Understanding clusterRetryStrategy (after Failed to refresh slots cache) #1062
Description
ioredis version: 4.15.1
Running on elasticache cluster. Code via lambda.
Everything works flawlessly most of the time. However as our project is scaling up, very occasionally we have started seeing Failed to refresh slots cache
errors, especially in our longer running scripts.
It's my understanding that clusterRetryStrategy
should be called before ioredis throws any errors. From ioredis readme:
When a number is returned, ioredis will try to reconnect to the startup nodes from scratch after the specified delay (in ms). Otherwise, an error of "None of startup nodes is available" will be returned.
However, our logs are showing an error before clusterRetryStrategy
is called (we are logging from the retry function).

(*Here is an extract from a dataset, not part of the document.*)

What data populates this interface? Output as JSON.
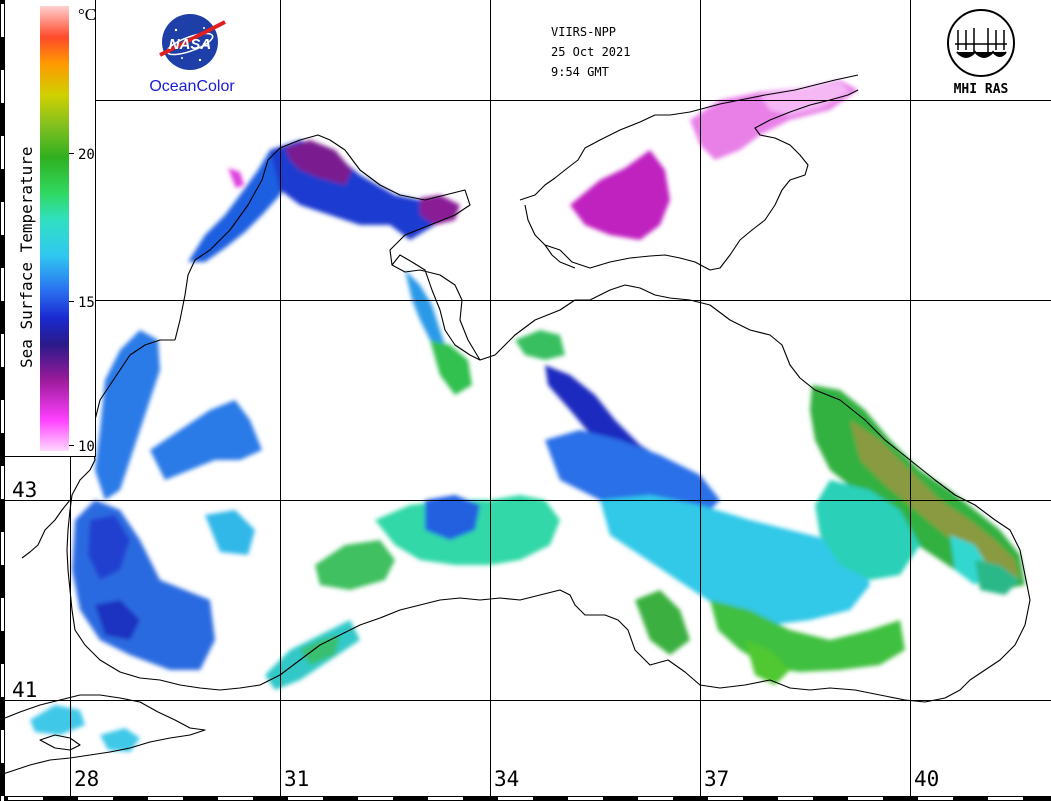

In addition, we are returning a number from clusterRetryStrategy
, but it doesn't seem to have any effect. clusterRetryStrategy
is only called once with 1
as the argument, and then the error flow begins and our code fails.
In Summary:
- Should we be seeing any errors such as "None of startup nodes is available" before
clusterRetryStrategy
is ever called? (If not I think there's a bug). - How do we get
clusterRetryStrategy
to actually cause a reconnection? Are we supposed to be catching these errors somewhere so that ioredis actually has time to retry?